A new tuition assistance oversight scheme has dozens of top schools threatening to withdraw from the military’s education program for active-duty troops, putting pressure on the Pentagon.
The rules require all schools accepting Tuition Assistance money to sign an agreement that includes a promise to be flexible about transferring credits from other schools, granting academic credit for military training, and limiting full-time residency requirements to accommodate troops who frequently move.
Also included in the agreement is a requirement that schools provide the Defense Department with status updates on individual students and that schools agree to periodic reviews by outside experts.
Many schools are refusing to sign the agreement because they want to retain complete control over those academic decisions. Schools that refuse to sign the agreement would be off limits for troops seeking to use their TA benefits, including Ivy League and other top research schools.

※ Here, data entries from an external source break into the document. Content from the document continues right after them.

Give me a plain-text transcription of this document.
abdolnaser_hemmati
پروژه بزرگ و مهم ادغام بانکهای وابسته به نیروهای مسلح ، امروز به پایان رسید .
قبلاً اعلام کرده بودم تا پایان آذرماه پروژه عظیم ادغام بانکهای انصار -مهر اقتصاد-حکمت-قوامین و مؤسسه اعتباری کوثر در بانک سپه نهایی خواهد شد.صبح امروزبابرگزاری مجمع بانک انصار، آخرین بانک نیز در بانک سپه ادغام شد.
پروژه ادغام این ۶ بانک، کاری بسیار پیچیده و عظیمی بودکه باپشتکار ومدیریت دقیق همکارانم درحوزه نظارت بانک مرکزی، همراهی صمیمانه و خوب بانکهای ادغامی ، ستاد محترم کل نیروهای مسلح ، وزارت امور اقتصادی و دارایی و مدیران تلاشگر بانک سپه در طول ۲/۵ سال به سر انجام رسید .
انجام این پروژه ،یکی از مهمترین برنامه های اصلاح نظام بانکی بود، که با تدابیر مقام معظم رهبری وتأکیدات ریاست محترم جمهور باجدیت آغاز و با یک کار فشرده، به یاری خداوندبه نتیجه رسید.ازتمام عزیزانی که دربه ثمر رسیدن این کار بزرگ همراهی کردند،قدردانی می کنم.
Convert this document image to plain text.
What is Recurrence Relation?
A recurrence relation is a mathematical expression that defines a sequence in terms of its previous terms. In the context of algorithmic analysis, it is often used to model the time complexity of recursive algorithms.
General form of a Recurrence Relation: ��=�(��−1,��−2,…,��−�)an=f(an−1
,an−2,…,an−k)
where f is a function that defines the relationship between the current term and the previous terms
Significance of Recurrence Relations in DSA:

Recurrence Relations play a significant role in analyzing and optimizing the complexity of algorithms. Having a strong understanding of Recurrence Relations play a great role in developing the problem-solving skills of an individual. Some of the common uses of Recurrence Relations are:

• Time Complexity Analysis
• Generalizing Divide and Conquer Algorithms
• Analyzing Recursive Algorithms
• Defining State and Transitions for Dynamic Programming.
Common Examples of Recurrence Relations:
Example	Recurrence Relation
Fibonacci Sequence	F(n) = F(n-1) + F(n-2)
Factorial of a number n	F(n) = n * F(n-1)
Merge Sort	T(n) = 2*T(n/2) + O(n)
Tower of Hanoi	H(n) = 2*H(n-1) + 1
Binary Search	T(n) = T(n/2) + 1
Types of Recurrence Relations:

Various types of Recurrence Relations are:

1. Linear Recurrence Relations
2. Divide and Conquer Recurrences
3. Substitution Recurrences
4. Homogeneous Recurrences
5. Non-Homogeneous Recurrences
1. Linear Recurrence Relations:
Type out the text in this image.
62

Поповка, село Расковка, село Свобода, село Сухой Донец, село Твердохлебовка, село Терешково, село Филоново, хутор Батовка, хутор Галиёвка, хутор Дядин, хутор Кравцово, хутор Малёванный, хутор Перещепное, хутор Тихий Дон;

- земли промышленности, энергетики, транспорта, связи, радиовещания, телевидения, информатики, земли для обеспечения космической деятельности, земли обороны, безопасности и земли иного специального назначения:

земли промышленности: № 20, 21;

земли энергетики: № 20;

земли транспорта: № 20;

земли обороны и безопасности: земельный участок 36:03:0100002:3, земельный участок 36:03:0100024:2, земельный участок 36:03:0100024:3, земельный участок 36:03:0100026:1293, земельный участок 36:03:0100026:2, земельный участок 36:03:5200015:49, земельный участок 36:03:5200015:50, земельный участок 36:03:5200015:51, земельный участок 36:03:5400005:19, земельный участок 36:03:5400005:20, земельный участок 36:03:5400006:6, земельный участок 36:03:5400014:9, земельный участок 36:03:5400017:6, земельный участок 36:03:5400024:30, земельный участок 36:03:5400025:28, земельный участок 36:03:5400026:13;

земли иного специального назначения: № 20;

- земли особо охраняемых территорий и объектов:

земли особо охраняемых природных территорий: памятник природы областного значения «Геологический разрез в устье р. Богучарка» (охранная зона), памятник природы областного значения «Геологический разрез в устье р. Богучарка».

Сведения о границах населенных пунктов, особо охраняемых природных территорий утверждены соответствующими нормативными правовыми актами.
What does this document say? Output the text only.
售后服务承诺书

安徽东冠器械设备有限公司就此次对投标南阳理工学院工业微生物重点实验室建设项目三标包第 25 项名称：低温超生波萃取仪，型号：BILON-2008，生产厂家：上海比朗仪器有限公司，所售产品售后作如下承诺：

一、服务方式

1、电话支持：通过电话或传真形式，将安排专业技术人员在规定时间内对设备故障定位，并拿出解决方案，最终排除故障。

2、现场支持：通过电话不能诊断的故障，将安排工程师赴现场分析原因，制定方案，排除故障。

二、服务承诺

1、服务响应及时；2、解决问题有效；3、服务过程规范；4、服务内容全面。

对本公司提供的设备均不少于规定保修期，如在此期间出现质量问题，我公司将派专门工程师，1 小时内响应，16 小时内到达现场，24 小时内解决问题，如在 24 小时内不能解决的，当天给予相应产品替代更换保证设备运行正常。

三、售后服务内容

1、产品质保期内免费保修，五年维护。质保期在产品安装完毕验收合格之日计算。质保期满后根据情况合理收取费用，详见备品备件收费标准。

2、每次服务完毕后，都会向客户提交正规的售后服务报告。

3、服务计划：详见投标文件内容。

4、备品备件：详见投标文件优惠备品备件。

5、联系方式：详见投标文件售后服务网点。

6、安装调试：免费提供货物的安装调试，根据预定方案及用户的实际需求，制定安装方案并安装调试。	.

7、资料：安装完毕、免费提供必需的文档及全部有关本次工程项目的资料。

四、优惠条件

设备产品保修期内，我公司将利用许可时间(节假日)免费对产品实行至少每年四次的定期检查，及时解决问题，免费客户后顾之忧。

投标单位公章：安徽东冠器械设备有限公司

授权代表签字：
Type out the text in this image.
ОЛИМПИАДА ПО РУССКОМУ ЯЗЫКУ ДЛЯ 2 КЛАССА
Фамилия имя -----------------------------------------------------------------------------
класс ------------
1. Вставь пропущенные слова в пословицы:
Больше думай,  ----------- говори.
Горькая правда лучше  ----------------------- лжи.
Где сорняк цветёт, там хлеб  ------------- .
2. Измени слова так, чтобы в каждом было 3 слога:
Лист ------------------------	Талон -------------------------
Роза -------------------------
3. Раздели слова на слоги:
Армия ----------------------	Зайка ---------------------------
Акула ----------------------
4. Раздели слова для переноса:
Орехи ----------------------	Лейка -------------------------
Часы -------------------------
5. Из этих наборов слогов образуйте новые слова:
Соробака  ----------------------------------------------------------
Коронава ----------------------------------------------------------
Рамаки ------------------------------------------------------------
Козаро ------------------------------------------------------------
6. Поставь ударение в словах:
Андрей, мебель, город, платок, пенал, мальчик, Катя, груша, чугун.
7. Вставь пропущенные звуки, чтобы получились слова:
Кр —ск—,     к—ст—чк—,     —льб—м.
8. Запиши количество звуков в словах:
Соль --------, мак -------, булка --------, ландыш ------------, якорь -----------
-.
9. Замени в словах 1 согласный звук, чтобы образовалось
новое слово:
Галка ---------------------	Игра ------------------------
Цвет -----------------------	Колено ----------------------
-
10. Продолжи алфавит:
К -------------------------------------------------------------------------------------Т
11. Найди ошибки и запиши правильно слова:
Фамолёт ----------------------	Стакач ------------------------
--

The schools believe the agreement was drafted in such a way that is infringes on the educational integrity and academic plans of the nation’s colleges and universities.
Many lawmakers have addressed the agreement as a failure, insisting that it does not address many of the key issues facing our military students. Not only that, it discourages institutions from continuing to participate in the TA program.
More than 52 senators have signed a letter to Defense Secretary Leon Panetta urging him to delay the new Tuition Assistance rules slated to take effect Jan. 1, 2012.